That’s not the end of the story. On May 30th Argentina repealed its 13-year old blacklist of uncooperative jurisdictions which included almost half of the current membership of the United Nations.
The soon to be announced replacement is not colour-coded and adopts a different approach entirely. Instead of identifying those countries with whom the Argentine Revenue Service (ARS) is not able to exchange tax information, this will be a roll call of countries deemed cooperative for tax information exchange purposes because they are willing to share taxpayer information.
This positive recognition is reserved for countries that have entered into treaty relations with Argentina to apply the new OECD standard on tax information exchange either through a tax information exchange agreement (TIEA), a double taxation agreement; or the OECD Convention on Mutual Administrative Assistance in Tax Matters.
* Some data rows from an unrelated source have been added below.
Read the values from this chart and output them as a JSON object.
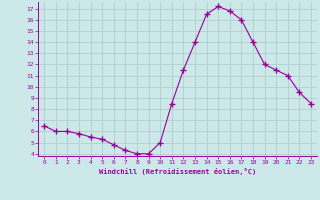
{
  "x": [
    0,
    1,
    2,
    3,
    4,
    5,
    6,
    7,
    8,
    9,
    10,
    11,
    12,
    13,
    14,
    15,
    16,
    17,
    18,
    19,
    20,
    21,
    22,
    23
  ],
  "y": [
    6.5,
    6.0,
    6.0,
    5.8,
    5.5,
    5.3,
    4.8,
    4.3,
    4.0,
    4.0,
    5.0,
    8.5,
    11.5,
    14.0,
    16.5,
    17.2,
    16.8,
    16.0,
    14.0,
    12.0,
    11.5,
    11.0,
    9.5,
    8.5
  ],
  "line_color": "#990099",
  "marker": "+",
  "marker_size": 4,
  "bg_color": "#cce8e8",
  "grid_color": "#aacccc",
  "xlabel": "Windchill (Refroidissement éolien,°C)",
  "xlabel_color": "#990099",
  "tick_color": "#990099",
  "ylim": [
    3.8,
    17.6
  ],
  "xlim": [
    -0.5,
    23.5
  ],
  "yticks": [
    4,
    5,
    6,
    7,
    8,
    9,
    10,
    11,
    12,
    13,
    14,
    15,
    16,
    17
  ],
  "xticks": [
    0,
    1,
    2,
    3,
    4,
    5,
    6,
    7,
    8,
    9,
    10,
    11,
    12,
    13,
    14,
    15,
    16,
    17,
    18,
    19,
    20,
    21,
    22,
    23
  ]
}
There is however one important caveat, which perhaps explains why the list has not yet been published. To make the cut, the ARS has to determine which of the countries willing to exchange tax information, on paper, actually exchange the information they have promised to share; and those actual exchanges must be effective in practice.
This means that some of the 88 countries previously black-listed as tax havens, but now signatories to agreements which reflect the OECD standard on information exchange, may still be excluded, if the ARS has any concerns about a country using bank, stock exchange or other types of secrecy to frustrate effective information sharing.
Depending on the experience of the ARS with information exchange in practice this new list may be a very short one indeed. Regardless of the final number however, those who do not make the cut , will still inhabit another list, which despite clear legislative intent to bury the old ‘blacklist’ will certainly be viewed as a resurrected blacklist ‘by default’.